Ständiger Zugriff auf Flugzeuge

Nach Vorstellungen der Allianz soll die Nato ständigen Zugriff auf fünf bis sechs Flugzeuge haben. In Frage kommen vor allem ukrainische Antonows, die besonders die Bundeswehr bereits für die ISAF-Mission in Afghanistan nutzt. Erwogen werden auf Wunsch Kanadas zudem Leasing-Verträge für Transportflugzeuge vom Typ Boeing C-17, die vor allem von den USA genutzt werden.

Um militärisch effizienter zu sein, will die Nato auch ihre Kommandostruktur straffen. Vorgesehen ist eine Reduzierung der Hauptquartiere um neun auf dann nur noch 16. Für Deutschland sind nach Angaben von Diplomaten keine Einschnitte vorgesehen.

Die Hauptquartiere in Ramstein und Heidelberg sollen bestehen bleiben. Schließungen sind vorgesehen in Norwegen, Dänemark, Italien, den USA und Großbritannien. Eine Einigung wird bislang aber von Spanien und Griechenland blockiert, die sich von den Planungen benachteiligen sehen.

Zu den Brüsseler Beratungen sind auch die sieben Staaten Osteuropas - Bulgarien, Rumänien, Slowenien, die Slowakei und die drei Balten-Republiken Estland, Lettland und Litauen - eingeladen, die dem Bündnis 2004 beitreten werden.

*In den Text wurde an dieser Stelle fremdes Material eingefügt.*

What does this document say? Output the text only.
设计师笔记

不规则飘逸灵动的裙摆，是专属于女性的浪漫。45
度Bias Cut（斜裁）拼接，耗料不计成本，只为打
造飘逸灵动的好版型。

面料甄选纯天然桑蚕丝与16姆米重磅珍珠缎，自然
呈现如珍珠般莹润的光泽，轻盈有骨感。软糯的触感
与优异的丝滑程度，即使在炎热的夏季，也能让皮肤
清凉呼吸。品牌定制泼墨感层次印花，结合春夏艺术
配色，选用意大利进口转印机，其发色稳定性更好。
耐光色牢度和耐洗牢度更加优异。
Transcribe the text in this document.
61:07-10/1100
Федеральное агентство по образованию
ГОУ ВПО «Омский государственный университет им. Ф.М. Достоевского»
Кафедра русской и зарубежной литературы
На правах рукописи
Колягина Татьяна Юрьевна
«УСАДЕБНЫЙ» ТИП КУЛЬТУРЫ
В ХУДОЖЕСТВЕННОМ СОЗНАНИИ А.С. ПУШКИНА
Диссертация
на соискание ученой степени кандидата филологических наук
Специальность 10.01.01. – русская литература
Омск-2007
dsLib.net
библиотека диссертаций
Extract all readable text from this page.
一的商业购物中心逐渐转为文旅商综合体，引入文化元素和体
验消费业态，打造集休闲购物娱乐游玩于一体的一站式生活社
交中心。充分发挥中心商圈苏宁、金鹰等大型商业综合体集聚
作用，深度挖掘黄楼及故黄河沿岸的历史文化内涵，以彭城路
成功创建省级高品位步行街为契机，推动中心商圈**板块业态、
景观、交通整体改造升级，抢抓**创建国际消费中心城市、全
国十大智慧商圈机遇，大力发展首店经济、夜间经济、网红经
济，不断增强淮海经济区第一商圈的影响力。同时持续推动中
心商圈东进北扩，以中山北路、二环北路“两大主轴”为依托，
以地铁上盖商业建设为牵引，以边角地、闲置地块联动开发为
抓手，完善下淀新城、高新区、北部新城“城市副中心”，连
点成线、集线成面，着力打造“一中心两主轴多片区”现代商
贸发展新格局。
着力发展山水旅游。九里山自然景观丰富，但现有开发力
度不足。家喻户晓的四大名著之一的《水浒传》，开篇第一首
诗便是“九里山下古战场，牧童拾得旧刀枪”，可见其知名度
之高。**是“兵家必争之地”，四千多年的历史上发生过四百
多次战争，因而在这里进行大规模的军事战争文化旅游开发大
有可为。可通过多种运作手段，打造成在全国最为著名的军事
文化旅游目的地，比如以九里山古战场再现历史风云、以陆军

Für die von den Staats- und Regierungschefs der Nato Ende November in Prag beschlossene Verbesserung der militärischen Fähigkeiten steht bei dem Brüsseler Ministertreffen eine Bestandsaufnahme an.

Geht es nach dem Willen des Europa-Oberkommandierenden General James L. Jones, sollen wesentliche Teile der Nato-Eingreiftruppe noch in diesem Jahr einsatzbereit sein. Militärexperten halten das allerdings für zu optimistisch. Ab August wird die Nato von Deutschland und den Niederlanden das Kommando über die Internationale Afghanistan-Schutztruppe (ISAF) übernehmen.